La première expérience avec l’alcool se fait le plus souvent en famille ou dans le cercle d’amis. La suite est un parcours individuel. (illustration Editpress)

Grande première en matière de lutte contre les ravages de l’alcool au Luxembourg : le pays s’est doté du PALMA, un plan d’action national de réduction des mésusages de l’alcool au nom évocateur pour les fêtards. Une ses missions est de réduire les dommages liés à l’alcool et de promouvoir la santé. Le CePT, centre de prévention des toxicomanie qui a pensé le projet il y a dix ans, est chargé du volet prévention.
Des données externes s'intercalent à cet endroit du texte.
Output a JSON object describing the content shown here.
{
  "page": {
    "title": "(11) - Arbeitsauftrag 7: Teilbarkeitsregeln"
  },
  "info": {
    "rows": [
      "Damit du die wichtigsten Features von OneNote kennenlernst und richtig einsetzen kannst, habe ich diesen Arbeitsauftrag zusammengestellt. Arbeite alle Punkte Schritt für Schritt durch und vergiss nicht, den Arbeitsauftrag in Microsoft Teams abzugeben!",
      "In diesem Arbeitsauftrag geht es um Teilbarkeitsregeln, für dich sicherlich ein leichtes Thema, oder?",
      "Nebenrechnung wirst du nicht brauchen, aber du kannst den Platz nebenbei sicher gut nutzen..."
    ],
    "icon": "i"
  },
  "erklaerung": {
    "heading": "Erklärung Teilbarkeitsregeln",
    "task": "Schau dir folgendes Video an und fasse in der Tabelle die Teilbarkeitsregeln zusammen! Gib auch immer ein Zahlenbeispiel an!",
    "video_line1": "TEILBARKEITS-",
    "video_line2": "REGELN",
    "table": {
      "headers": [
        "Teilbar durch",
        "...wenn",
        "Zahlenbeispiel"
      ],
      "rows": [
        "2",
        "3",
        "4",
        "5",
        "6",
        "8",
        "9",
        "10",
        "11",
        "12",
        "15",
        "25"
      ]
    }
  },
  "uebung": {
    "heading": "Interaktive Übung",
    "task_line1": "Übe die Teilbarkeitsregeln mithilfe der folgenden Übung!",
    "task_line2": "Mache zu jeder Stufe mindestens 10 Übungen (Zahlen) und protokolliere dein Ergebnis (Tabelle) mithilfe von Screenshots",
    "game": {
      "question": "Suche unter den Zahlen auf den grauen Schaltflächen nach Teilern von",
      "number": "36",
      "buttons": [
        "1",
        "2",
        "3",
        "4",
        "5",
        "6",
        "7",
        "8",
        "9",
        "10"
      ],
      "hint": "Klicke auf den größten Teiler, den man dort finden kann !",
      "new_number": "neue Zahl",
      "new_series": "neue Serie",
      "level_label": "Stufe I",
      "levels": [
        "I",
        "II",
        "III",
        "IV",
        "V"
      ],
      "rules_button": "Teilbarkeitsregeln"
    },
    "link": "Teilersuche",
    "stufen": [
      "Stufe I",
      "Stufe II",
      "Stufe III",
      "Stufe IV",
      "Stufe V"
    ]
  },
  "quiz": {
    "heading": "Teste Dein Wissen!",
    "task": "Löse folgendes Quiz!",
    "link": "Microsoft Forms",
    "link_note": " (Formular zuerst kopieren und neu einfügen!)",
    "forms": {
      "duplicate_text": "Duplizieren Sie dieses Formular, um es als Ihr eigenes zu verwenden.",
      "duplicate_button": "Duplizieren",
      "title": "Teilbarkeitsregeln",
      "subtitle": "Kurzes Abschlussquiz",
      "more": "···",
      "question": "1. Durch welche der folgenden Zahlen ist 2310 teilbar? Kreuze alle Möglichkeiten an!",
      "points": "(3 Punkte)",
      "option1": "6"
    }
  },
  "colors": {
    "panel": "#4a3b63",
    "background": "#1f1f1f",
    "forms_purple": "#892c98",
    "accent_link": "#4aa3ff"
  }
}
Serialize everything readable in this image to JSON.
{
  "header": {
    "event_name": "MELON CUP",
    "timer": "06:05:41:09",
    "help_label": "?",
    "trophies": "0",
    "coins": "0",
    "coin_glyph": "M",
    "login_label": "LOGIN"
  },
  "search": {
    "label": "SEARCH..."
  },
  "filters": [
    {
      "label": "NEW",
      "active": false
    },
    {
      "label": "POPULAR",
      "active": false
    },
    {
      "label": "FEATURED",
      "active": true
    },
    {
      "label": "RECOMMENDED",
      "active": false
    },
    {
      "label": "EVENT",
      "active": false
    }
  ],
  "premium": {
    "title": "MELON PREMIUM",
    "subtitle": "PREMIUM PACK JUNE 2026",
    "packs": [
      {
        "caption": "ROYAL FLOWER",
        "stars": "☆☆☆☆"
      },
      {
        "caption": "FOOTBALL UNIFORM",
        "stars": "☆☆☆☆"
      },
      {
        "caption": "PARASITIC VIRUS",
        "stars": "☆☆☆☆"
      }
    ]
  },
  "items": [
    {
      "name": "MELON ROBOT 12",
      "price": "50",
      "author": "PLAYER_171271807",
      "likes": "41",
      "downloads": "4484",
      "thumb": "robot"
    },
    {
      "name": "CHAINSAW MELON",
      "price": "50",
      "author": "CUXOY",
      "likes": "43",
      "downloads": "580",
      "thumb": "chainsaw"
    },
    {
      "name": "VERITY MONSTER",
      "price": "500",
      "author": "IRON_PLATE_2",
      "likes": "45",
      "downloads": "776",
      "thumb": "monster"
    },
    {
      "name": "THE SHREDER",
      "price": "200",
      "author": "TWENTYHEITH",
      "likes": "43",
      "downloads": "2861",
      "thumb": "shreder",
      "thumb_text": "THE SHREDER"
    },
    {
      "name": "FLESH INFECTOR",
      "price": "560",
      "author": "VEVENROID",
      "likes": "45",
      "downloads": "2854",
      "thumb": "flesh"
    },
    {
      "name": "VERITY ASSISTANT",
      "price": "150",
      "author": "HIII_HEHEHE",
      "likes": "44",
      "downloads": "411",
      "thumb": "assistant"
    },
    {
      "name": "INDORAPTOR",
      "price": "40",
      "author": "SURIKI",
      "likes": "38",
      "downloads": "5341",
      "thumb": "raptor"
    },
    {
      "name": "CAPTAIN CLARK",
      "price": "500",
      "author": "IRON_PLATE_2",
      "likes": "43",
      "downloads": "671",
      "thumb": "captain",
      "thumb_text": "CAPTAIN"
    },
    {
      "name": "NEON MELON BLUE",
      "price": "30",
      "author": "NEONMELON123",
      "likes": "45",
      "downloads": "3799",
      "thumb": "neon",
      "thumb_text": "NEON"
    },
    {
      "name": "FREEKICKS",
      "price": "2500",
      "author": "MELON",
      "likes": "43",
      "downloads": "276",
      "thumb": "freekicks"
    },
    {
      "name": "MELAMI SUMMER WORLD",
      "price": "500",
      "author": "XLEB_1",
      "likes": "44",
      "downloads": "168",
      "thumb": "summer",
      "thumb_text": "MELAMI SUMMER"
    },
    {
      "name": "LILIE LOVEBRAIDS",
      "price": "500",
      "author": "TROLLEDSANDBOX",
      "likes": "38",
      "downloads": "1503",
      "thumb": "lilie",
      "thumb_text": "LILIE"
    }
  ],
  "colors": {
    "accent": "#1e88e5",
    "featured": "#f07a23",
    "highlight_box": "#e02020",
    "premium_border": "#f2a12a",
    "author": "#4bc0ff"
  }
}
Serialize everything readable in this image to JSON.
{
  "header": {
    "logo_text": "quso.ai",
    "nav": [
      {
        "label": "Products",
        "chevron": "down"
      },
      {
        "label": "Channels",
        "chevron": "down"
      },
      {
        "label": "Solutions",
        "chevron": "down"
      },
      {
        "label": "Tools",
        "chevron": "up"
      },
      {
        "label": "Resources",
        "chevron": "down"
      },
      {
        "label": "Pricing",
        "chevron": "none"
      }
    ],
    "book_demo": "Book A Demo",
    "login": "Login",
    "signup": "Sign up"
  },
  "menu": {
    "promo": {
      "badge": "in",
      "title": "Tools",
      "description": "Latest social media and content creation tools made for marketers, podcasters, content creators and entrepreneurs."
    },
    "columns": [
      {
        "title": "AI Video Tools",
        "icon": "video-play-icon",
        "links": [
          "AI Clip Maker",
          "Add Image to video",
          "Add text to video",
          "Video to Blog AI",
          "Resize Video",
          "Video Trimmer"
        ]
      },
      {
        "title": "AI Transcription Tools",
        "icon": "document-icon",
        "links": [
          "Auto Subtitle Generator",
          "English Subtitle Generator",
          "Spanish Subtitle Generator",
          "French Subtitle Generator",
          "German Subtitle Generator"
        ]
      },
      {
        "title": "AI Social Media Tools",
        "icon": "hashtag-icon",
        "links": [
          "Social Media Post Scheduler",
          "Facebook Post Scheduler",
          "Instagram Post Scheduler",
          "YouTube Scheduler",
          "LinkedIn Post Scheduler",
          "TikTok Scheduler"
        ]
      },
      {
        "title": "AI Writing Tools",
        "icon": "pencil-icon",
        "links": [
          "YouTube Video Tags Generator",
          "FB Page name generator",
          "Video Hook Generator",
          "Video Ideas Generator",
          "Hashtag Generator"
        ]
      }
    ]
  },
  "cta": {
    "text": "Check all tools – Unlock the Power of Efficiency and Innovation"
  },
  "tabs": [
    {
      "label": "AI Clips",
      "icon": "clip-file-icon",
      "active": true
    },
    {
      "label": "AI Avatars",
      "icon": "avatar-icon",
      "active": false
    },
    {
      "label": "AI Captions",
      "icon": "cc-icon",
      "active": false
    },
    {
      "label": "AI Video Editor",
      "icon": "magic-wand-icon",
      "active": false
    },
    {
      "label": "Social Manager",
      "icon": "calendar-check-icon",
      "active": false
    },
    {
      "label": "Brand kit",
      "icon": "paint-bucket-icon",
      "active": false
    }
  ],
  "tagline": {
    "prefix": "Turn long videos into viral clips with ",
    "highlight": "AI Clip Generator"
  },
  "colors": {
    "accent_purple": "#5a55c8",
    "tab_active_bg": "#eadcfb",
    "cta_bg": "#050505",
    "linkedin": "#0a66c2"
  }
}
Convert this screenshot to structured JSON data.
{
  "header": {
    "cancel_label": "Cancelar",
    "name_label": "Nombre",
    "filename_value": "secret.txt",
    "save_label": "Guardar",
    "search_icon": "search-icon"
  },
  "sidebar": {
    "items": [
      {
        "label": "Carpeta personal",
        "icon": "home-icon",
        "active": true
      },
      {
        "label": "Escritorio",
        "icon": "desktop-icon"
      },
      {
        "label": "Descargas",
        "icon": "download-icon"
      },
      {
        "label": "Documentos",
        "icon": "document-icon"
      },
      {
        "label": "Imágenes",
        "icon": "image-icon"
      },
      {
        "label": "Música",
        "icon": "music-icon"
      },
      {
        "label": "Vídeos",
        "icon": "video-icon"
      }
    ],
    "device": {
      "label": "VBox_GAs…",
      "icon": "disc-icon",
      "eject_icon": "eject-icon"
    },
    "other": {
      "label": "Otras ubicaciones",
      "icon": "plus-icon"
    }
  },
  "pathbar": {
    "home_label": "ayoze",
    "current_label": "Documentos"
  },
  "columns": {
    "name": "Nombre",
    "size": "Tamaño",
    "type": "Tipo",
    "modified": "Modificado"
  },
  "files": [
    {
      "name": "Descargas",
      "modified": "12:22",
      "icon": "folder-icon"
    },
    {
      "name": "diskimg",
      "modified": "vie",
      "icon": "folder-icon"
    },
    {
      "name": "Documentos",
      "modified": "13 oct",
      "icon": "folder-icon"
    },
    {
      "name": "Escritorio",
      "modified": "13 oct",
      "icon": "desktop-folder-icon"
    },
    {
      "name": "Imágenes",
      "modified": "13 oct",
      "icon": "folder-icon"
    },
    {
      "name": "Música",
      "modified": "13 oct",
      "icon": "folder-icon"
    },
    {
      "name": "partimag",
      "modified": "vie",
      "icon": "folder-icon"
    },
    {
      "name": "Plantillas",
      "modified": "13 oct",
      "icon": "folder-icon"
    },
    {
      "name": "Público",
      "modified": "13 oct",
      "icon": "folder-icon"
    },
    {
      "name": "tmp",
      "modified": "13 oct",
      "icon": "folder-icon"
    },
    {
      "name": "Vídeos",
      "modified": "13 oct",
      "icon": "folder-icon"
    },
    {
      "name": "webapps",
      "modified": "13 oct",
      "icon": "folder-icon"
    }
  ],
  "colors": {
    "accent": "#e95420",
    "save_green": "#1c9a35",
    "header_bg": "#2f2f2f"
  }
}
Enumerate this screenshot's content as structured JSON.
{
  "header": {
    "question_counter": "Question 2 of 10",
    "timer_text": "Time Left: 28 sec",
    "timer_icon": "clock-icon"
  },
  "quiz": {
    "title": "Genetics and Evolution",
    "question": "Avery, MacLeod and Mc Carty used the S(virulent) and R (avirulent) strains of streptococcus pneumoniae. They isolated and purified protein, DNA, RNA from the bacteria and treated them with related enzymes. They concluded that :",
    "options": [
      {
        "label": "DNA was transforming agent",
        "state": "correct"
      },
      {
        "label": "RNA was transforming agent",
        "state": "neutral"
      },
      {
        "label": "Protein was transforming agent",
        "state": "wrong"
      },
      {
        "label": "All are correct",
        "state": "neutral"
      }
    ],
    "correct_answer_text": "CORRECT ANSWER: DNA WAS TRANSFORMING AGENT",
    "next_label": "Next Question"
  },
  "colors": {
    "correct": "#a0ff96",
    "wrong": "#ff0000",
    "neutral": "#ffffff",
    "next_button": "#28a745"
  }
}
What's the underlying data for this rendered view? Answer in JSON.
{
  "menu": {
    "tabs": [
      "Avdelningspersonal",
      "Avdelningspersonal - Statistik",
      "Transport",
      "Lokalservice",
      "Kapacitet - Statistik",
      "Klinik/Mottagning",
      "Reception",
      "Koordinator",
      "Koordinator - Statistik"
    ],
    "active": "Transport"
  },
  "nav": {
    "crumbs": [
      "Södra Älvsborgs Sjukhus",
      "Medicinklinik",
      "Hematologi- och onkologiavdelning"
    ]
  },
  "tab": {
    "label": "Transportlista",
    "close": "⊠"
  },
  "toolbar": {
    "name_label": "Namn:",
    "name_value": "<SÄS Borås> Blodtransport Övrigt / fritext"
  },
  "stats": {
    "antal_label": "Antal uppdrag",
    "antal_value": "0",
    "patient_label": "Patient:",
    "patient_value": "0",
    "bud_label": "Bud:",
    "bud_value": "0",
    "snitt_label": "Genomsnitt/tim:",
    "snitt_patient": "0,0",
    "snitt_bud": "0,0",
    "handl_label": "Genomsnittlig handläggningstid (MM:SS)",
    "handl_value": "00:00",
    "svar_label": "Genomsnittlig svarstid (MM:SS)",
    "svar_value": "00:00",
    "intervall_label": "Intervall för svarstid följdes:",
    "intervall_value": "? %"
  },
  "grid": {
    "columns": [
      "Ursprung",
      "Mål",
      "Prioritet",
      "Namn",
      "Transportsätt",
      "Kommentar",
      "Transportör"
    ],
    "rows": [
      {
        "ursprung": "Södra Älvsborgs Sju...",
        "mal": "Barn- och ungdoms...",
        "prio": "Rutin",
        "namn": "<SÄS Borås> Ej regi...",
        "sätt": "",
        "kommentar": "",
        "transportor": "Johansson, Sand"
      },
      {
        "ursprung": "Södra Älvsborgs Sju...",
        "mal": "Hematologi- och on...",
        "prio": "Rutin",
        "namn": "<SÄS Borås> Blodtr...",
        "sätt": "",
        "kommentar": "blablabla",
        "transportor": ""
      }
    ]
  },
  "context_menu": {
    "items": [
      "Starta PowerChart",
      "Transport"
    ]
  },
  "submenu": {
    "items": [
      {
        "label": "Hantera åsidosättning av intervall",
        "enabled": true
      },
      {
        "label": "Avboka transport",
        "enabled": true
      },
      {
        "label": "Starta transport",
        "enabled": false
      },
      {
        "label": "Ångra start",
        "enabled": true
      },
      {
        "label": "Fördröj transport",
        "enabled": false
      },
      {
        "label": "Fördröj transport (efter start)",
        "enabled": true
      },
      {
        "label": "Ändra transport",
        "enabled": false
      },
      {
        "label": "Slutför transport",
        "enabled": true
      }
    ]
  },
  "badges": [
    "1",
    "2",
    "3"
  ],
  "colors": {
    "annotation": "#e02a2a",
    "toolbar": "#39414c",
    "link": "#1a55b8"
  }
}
Il y a une semaine, le conseil de gouvernement a donné son feu vert au premier plan d’action luxembourgeois de réduction du mésusage de l’alcool (PALMA) qui courra de 2020 à 2024. Il a pour ambition de «réduire significativement le mésusage de l’alcool et ses méfaits, ainsi qu’à créer des environnements favorables permettant à la population d’adopter des comportements sains et raisonnables face à l’alcool, et ceci à tout âge de la vie – en protégeant plus particulièrement les jeunes».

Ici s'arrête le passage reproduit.